When HOF ballot time rolls around every year, Yankee fans from my generation (and I have been as adamant as any) rally around our hero, Don Mattingly.
Donnie Baseball was a God to many Yankee fans for a team that was far from dominant. his career seemed to last an eternity, as the team missed out on the postseason year, after year, after year. He had perhaps his best shot at a title ripped away from him by the strike in '94, and there wasn't a single die hard fan who wasn't teary eyed when he dropped to a knee at Skydome and pounded the turf in '95. He worked hard, played hurt, and didn't bitch in the media. Just grabbed his fucking lunch pail and showed up at the ballpark every day. This is why we all identify with Don Mattingly.
Make no mistake though: before all of the sympathy for a veteran whose body was failing, Don Mattingly was the best player in the American League, and arguably all of baseball. He was a great all around player that could hit for average and power, and was one of the top fielding first basemen ever. He had what my friend Spo calls the "Badass Quotient". It's that certain quality that instills fear in opponents. Mattingly was the type of player that other teams had a gameplan for. He might have been the best player in baseball for a stretch of five years or so, and that to me is what makes a Hall of Famer. Not pitching for 100 years and getting almost 300 wins.

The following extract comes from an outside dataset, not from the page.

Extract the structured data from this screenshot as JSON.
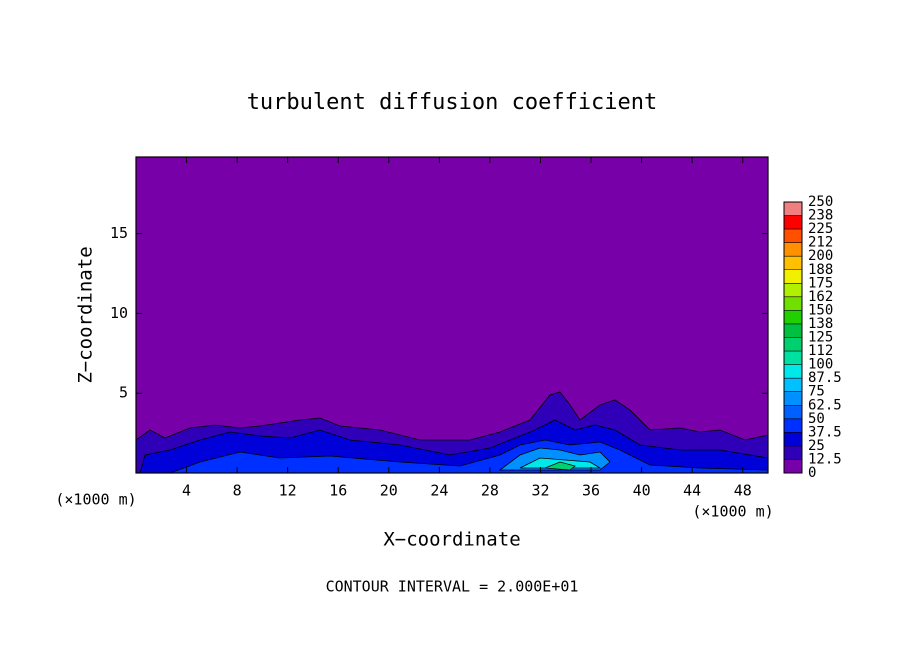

The National Baseball Hall of Fame is not a Goddamned weigh station for stat compilers. It is a place where those who were considered SUPERSTARS to be immortalized. Batting titles, MVP's, and breathtaking plays in the field allowed Mattingly to reach what could have been rock star, Joe Namath heights - but that wasn't his style. Unlike some other private players, though, that didn't take away from his appeal to the masses in New York.
I know that the numbers may not be there from a career standpoint (although he was just as good as Kirby fucking Puckett, but I already made that argument), but there was no hitter as feared as Don Mattingly in his prime. That, to me, is what the Hall of Fame is all about.